The War Against Boys?
Some of the clearest evidence of this vulnerability is the current "boy crisis" in schools. The evidence is overwhelming that boys of all ages are having trouble in school. They are underachieving academically, acting out behaviorally, and disengaging psychologically. Many are failing to develop those honorable traits we often associate with masculinity—responsibility, thoughtfulness, discipline. Boys drops out of school, are diagnosed as emotionally disturbed and commit suicide four times more often as girls; they get into fights twice as often. Boys are six times more likely to be diagnosed with Attention Deficit Disorder and Hyperactivity Disorder. They score consistently below girls on tests of reading and verbal skills and have lower class rank and fewer honors than girls.
Yet while everyone agrees that boys are in trouble, we don't necessarily agree on the source of the crisis and thus we strongly disagree about its remedies. To hear some tell it, the source of boys' problems is, in a word, girls, who have eclipsed boys in school achievement and honors, college admissions and attendance. This is not the fault of the girls themselves, others argue, but the fault of "misguided" feminists who, in their zeal to help girls get ahead, have so transformed elementary and secondary education as to make it a hostile environment for boys.
Boys seem to "have lost" out to girl power, and now "the wrong sex may be getting all of the attention in school." Pop psychologist Michael Gurian claims schools "feminize" boys, forcing active, healthy and naturally rambunctious boys to conform to a regime of obedience, giving them the message, he says, that 'boyhood is defective." Another pundit writes that "school is a terrible place for boys. In school they are trapped by "The Matriarchy" and are dominated by women who cannot accept boys as they are. The women teachers mainly wish to control and suppress boys."

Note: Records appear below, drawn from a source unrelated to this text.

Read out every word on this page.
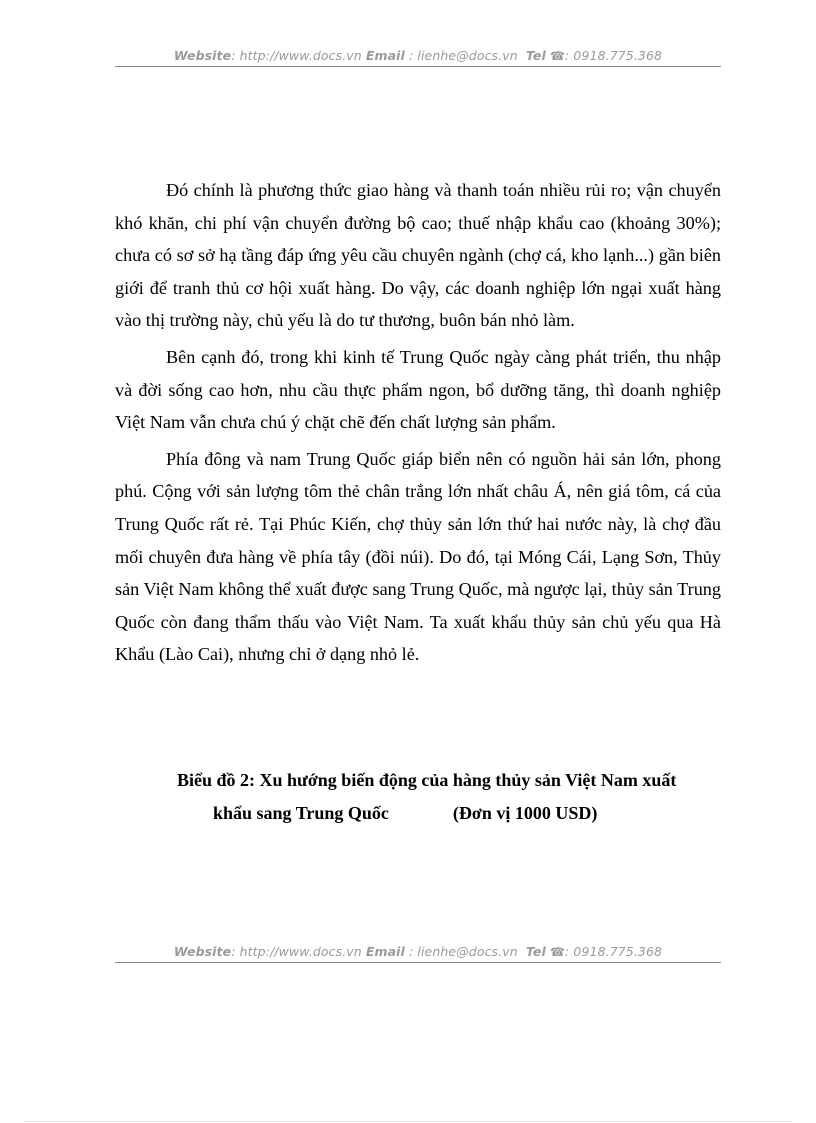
Website: http://www.docs.vn Email : lienhe@docs.vn Tel ☎: 0918.775.368

Đó chính là phương thức giao hàng và thanh toán nhiều rủi ro; vận chuyển khó khăn, chi phí vận chuyển đường bộ cao; thuế nhập khẩu cao (khoảng 30%); chưa có sơ sở hạ tầng đáp ứng yêu cầu chuyên ngành (chợ cá, kho lạnh...) gần biên giới để tranh thủ cơ hội xuất hàng. Do vậy, các doanh nghiệp lớn ngại xuất hàng vào thị trường này, chủ yếu là do tư thương, buôn bán nhỏ làm.

Bên cạnh đó, trong khi kinh tế Trung Quốc ngày càng phát triển, thu nhập và đời sống cao hơn, nhu cầu thực phẩm ngon, bổ dưỡng tăng, thì doanh nghiệp Việt Nam vẫn chưa chú ý chặt chẽ đến chất lượng sản phẩm.

Phía đông và nam Trung Quốc giáp biển nên có nguồn hải sản lớn, phong phú. Cộng với sản lượng tôm thẻ chân trắng lớn nhất châu Á, nên giá tôm, cá của Trung Quốc rất rẻ. Tại Phúc Kiến, chợ thủy sản lớn thứ hai nước này, là chợ đầu mối chuyên đưa hàng về phía tây (đồi núi). Do đó, tại Móng Cái, Lạng Sơn, Thủy sản Việt Nam không thể xuất được sang Trung Quốc, mà ngược lại, thủy sản Trung Quốc còn đang thẩm thấu vào Việt Nam. Ta xuất khẩu thủy sản chủ yếu qua Hà Khẩu (Lào Cai), nhưng chỉ ở dạng nhỏ lẻ.

Biểu đồ 2: Xu hướng biến động của hàng thủy sản Việt Nam xuất
khẩu sang Trung Quốc	(Đơn vị 1000 USD)
Website: http://www.docs.vn Email : lienhe@docs.vn Tel ☎: 0918.775.368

By far the most sustain fusillade against feminist as the cause of boys' woes comes from Christina Hoff Sommers, formerly a philosophy professor and now a resident anti-feminist pundit at the American Enterprise Institute. In her 2000 book, The War Against Boys, Sommers claims that schools are an "inhospitable" environment for boys, where their natural propensities for rough and tumble play, competition, aggression and rambunctious violence are cast as social problems in the making. Efforts to transform boys, to constrain and curtail them, threaten time-tested and beneficial elements of masculinity and run counter to nature's plan. These differences, she argues, are "natural, healthy, and by implication, best left alone." The last four words of her book are "boys will be boys"—to my mind, the four most depressing words in educational policy discussions today. They imply such an abject resignation: Boys are such wild, predatory, aggressive animals that there is simply no point in trying to control them.
The idea that feminist reforms have lead to the decline of boyhood is both educationally unsound and politically untenable. It creates a false opposition between girls and boys, assuming that the educational reforms undertaken to enhance girls' educational opportunities have actually hindered boys' educational development. But these reforms—new initiatives, classroom reconfigurations, teacher training, increased attentiveness to students' processes and individual learning styles—actually enable larger numbers of students to get a better education, boys as well as girls. Further "gender stereotypes particularly those related to education", hurt both girls and boys, and so challenging those stereotypes and expressing less tolerance for school violence and bullying, and increased attention to violence at home, actually enables both boys and girls to feel safer at school.
What's more, the numbers themselves may be deceiving. First, more people—both male and female—are enrolling in college than ever before. Female rates are going up rather than male rates, but both are increasing. Second, while it's true that more women than men are enrolling in college, that discrepancy has more to do with race than with gender. Among middle and upper-income white students there is virtually no gender gap at all in college enrollments, which suggests that boys' suffering-at least the furring of the boys those pundits are talking about—isn't as widespread a disaster as they predict According to Jacqueline King at the American Council on Education, half of all middle and upper-income white high-school graduates going to college this year are male. (Book was published in 2008). What accounts for the gender gap are the statistics regarding working class, black, and Latino college students: In all three groups, women are far more likely than men, to go to college.